E.O. 157 goes further, however, by specifically basing state investment decisions not only on whether a company or other institution complies with state laws, but on a company’s or institution’s willingness to surrender its First Amendment rights as a condition of state investment. Indeed, under the Order, an institution wishing to maintain its eligibility for New York state investments must refrain not only in its own actions, it may not even “promote others” to engage in certain activities pertaining to the state of Israel. This appears to run afoul of the doctrine of “unconstitutional conditions.” See e.g. O’Hare Truck Svc. v. City of Northlake, 518 U.S. 712, 726 (1996). Under that rule, the Supreme Court has held that a state may not condition the awarding of government contracts on a contractor’s political affiliations or speech about public issues. Id.; Board of Commissioners v. Umbehr, 518 U.S. 668, 675 (1996) (“The First Amendment’s guarantee of freedom of speech protects government employees from termination because of their speech on matters of public concern,” and clarifying that the right also applies to government contractors) (emphasis in original).

The Order’s breadth is, we believe, unprecedented, applying not only to “any activity” but to merely “promoting” others to engage in certain lawful, indeed Constitutionally-protected, activities. Mere criticism of Israeli government policies, even those unrelated to the issues motivating the so-called “BDS” campaign, could be deemed to fall within the Order. While the Commissioner’s restraint in preparing a list of companies and institutions subject to the Order might ameliorate some such overreach, the very judgments involved in determining which companies and institutions have “promote[d] others” to engage in BDS activities will likely foster mistrust and confusion, and will broadly chill public discourse.

Again, we recognize the authority of the State to use its power as a market participant to place conditions, within limits, on certain of the State’s investments. But that power is not unlimited, and may not – and, equally important to liberal minds and mores, ought not – be used to attempt to limit public advocacy on issues of policy in violation of the First Amendment. This is just as inappropriate in the service of an anti-“BDS” policy as it would be if another state announced that it would divest from any company that refused to use its resources to promote a ”BDS” policy.

As drafted, E.O. 157 treads not warily, but openly and heavily on core First Amendment rights of advocacy and association.
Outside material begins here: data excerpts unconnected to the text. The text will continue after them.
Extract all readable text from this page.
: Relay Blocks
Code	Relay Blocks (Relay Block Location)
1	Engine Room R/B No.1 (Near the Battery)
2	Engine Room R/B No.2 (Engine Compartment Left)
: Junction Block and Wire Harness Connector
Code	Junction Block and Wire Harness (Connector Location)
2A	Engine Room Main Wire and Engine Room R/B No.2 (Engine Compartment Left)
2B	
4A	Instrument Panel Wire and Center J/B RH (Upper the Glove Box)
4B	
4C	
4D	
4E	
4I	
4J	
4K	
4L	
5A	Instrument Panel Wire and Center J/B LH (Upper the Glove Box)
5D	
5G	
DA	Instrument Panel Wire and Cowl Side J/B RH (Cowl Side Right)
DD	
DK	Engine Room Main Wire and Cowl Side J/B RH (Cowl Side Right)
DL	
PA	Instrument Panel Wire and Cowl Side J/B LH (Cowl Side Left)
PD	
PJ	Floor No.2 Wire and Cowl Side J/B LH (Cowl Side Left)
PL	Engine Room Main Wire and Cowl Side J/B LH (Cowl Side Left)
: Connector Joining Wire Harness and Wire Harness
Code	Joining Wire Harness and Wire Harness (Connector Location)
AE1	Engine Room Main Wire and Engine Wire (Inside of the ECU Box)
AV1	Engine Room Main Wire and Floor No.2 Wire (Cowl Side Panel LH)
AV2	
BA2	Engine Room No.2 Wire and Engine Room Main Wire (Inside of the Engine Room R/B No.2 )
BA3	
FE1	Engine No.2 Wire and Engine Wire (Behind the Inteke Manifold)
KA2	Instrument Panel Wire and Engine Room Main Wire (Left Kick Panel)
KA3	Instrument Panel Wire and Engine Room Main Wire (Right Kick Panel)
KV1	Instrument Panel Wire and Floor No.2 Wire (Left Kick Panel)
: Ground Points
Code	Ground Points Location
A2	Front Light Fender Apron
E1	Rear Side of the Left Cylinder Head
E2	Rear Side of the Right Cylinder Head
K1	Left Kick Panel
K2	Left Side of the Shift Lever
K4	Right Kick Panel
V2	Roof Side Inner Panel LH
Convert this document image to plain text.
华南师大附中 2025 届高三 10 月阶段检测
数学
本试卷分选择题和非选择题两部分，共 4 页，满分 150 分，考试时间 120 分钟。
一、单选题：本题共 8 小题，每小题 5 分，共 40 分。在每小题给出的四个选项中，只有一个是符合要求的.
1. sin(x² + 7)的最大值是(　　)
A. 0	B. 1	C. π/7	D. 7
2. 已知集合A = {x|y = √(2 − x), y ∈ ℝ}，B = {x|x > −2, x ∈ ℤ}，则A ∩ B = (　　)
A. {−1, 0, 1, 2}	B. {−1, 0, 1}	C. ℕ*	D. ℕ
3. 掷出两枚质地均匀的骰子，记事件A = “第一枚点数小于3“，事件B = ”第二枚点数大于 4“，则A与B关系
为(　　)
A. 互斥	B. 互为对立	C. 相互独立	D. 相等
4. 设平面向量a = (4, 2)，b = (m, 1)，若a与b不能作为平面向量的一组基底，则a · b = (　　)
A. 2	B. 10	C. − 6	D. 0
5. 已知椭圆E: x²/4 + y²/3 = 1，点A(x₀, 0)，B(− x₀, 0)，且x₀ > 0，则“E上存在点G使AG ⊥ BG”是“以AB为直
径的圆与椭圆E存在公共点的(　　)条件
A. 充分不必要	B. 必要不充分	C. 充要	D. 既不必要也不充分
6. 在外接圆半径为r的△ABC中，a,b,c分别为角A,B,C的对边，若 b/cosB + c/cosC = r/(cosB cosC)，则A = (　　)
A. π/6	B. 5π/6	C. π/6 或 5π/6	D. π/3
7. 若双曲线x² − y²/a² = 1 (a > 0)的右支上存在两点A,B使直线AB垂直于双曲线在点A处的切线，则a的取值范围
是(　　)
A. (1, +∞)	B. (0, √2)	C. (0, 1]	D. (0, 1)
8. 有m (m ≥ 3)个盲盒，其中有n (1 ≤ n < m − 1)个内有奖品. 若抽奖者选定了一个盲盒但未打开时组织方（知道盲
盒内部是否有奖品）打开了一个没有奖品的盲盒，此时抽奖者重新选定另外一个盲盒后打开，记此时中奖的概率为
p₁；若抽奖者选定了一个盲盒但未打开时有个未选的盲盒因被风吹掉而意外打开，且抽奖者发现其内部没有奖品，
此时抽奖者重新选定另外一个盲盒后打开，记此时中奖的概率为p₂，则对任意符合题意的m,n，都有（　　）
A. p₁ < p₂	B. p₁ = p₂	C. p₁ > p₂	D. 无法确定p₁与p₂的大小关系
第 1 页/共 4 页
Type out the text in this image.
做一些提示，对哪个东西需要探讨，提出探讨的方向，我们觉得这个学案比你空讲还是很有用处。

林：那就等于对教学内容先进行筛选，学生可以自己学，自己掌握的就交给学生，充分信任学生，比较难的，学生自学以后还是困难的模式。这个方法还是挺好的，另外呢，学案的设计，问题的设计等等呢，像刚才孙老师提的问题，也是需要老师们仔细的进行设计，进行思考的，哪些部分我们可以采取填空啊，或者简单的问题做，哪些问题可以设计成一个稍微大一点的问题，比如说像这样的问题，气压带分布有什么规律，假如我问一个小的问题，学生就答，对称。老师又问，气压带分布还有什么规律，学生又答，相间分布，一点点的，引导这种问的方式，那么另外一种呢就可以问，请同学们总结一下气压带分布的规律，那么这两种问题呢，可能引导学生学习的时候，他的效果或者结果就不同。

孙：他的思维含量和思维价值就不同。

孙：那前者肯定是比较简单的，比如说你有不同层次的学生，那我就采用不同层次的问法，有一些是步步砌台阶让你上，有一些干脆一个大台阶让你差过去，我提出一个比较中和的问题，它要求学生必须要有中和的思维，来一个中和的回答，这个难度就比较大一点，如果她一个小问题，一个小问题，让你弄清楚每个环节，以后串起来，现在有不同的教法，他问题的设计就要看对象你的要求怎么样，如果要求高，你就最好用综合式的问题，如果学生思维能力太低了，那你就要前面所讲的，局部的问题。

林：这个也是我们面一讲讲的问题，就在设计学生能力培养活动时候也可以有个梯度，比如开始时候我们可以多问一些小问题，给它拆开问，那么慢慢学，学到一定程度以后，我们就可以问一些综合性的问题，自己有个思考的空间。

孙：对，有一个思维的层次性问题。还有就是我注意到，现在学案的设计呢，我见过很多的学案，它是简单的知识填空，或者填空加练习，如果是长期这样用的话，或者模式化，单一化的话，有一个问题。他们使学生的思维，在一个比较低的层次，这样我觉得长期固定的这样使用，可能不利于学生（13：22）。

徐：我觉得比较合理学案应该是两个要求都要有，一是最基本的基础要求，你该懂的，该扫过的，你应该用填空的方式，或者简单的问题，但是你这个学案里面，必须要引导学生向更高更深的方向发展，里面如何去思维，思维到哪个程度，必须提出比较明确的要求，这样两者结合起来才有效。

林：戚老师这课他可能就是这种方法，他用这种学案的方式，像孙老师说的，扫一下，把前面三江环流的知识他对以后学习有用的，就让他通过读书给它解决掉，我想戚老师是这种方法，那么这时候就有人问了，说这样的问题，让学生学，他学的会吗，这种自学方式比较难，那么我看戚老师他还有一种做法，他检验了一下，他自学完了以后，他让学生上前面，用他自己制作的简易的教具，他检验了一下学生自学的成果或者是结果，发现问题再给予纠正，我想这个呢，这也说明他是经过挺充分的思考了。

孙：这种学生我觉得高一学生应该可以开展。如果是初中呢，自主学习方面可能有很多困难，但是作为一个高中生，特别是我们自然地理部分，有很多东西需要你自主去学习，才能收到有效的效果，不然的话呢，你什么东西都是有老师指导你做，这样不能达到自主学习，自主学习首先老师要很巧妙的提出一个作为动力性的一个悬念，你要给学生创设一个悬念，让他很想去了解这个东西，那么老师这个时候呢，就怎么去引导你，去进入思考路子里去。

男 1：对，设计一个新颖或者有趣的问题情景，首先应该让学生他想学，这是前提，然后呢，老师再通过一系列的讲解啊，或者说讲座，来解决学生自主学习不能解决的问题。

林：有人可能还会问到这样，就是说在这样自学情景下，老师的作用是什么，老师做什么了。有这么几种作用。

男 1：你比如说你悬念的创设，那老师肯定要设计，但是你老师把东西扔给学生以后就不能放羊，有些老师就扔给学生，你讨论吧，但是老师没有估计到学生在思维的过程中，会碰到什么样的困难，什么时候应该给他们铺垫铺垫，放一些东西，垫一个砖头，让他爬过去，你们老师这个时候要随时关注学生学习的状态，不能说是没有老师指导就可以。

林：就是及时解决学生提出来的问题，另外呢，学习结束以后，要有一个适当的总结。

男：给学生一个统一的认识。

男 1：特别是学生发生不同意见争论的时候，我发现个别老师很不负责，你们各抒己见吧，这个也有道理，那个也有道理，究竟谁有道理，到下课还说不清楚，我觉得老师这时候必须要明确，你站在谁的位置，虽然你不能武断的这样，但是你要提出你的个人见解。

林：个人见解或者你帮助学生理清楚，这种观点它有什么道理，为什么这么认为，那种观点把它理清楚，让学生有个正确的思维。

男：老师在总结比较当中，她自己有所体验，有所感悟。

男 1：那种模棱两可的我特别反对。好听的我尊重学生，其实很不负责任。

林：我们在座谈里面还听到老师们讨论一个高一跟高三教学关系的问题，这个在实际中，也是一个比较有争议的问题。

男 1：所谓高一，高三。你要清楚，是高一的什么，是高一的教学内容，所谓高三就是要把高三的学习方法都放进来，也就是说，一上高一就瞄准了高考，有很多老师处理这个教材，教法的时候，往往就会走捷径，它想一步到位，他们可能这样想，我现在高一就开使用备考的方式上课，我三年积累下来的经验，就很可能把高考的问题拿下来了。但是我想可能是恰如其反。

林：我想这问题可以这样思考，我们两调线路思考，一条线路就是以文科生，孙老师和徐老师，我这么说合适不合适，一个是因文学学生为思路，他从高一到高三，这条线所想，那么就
If the Order is not rescinded, it should, at a minimum, be modified to remove from coverage the mere “promot[ion]” of activities by others.

Very truly,

Bradley A. Smith                                                                  David Keating
Chairman                                                                              President

https://www.ifs.org/wp-content/uploads/2016/06/2016-06-16_Smith-Keating-Letter-To-Cuomo_NY_EO-157_Unconstitutionality-Of-Anti-BDS-EO-1.pdf

[1] The Center for Competitive Politics is a nonpartisan, nonprofit 501(c)(3) organization that promotes and protects the First Amendment political rights of speech, assembly, and petition. It was founded in 2005 by Bradley A. Smith, a former Chairman of the Federal Election Commission. In addition to scholarly and educational work, the Center is actively involved in targeted litigation against unconstitutional laws at both the state and federal levels. For instance, we presently represent nonprofit, incorporated educational associations in challenges to state campaign finance laws in Delaware and Utah. We are also involved in litigation against official actions taken by state officials in California and New York.